HYPER-
(Creation 57, Lyon)


« Les effets de temps : perception et représentation de la vitesse » est un projet de recherche junior pluridisciplinaire porté par de jeunes chercheurs de l’université Jean Moulin Lyon 3. Ce projet aborde la question de la perception et de la représentation de la vitesse temporelle. Faisant partie de ce projet, l'exposition HYPER- réunis des jeunes artistes diplômés des écoles des Beaux-Arts de la région Auvergne-Rhône-Alpes, travaillent en étroite collaboration intellectuelle avec les doctorants et jeunes chercheurs à l’origine du projet. Au croisement de la recherche académique et de la recherche artistique, cette exposition thématique se propose de saisir un temps toujours plus insaisissable. Elle aspire à mobiliser des prismes et des regards divers autour de questionnements communs. Comment appréhender une temporalité toujours plus glissante ? L’art peut-il influer sur sa perception ? Existe-t-il des contrepoids à l’ivresse de la vitesse ?

De cette exposition résulte un catalogue qui, au travers d'interviews, déroule le fil de pensée des artistes à propos de leurs rapport au temps. Extrait de l'interview mené par Dr. Bérangère Amblard avec Robin Curtil :

B.A : Tu parles de la capacité des écrans à happer le regard, à capter l’attention du spectateur. Cherches-tu à obtenir un effet comparable avec tes peintures ?

R.C : Idéalement oui. Il y a toujours un plaisir à rester devant quelque chose qui capte le regard. Dans la peinture, j’essaie d’utiliser cette propension à se projeter ; j’utilise le leurre de la couleur et des formes qui font image, pour aller vers quelque chose qui peut éveiller des sentiments plus subtils et plus nuancés.

B.A : Que représente pour toi le temps de création ?

R.C : C’est un temps passionnant et en même temps très dur. Ce sont des temps d’atelier et des temps hors atelier. C’est tout le temps et jamais à la fois. C’est à la fois la pratique, le moment frontal où je prends mes pinceaux et suis devant le tableau, mais c’est aussi une réflexion qui perdure, à peine perceptible, comme une sourdine, une infrabasse, qui fait son chemin petit à petit. C’est une temporalité très particulière. Ce n’est pas lourd à porter. C’est très léger mais c’est continu. C’est quelque chose qui mûrit doucement.

B.A : J’envisage ta peinture comme un réceptacle, un réservoir de temps. Peux-tu me dire ce que tu en penses ?

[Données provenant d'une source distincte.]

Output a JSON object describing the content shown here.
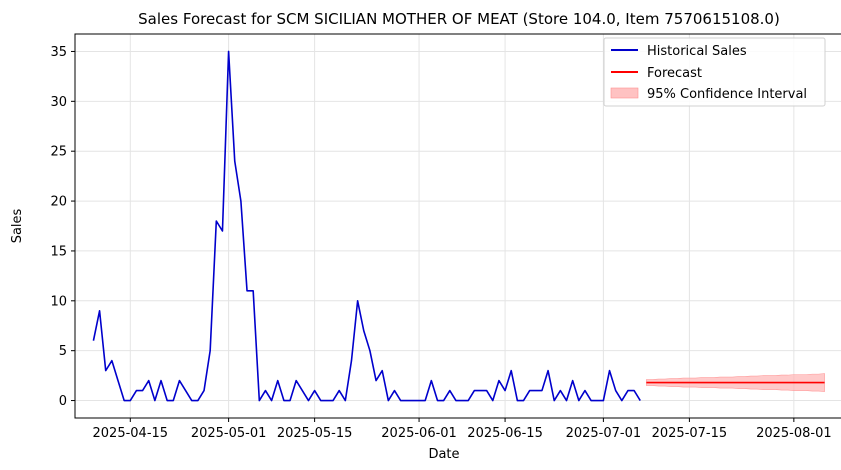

R.C : C’est exactement ça. C’est un réservoir de temps et à mon sens, c’est ce qui fait le lien avec l’hypermodernité. Dans mes peintures, il y a toujours cette question de la circulation : par où entre-t-on ? Comment lire le tableau. Il y a des couches et des sous-couches qui incitent visuellement à envisager une profondeur, plus ou moins marquée en fonction des endroits. Il y a des profondeurs accentuées par des perspectives, par des lignes de fuite. Dans mes derniers tableaux, on pourrait avoir l’impression de quelque chose de plus plat. En réalité, il y a plus de subtilité, des espaces infra-minces, des paradoxes qui nous invitent à nous rappeler que ce que l’on voit n'est que la toile d'un tableau.

Dans ma peinture, il est toujours question de circulation. Dans un premier temps, le spectateur voit le tableau dans sa globalité, de manière très superficielle. Comme quand tu « like » une image sur une application, on est dans une valeur hédonique, un « j’aime/j’aime pas ». C’est instinctif, c’est un premier temps très court. Ensuite, il y a une deuxième temporalité où l’on force un peu le regard et on rentre dans le tableau. C’est une fenêtre ouverte. Si on rentre dans cet autre temporalité, c’est que j’ai réussi à étirer l’espace et donc créer du temps. Il y a enfin une troisième temporalité, qui est celle qui se déploie une fois que le spectateur est sorti de l’exposition, quand l'image du tableau demeure dans la tête. Même une fois le support disparu, le tableau peut persister. Il y a une globalité qui peut nous retenir, on est alors dans une temporalité encore plus dilatée puisqu’elle nous accompagne au quotidien. Ce qui nous retient, ce n’est pas le tableau, c’est l'expérience, la trace qu’il laisse en nous. La chose la plus importante, c’est le souvenir du tableau.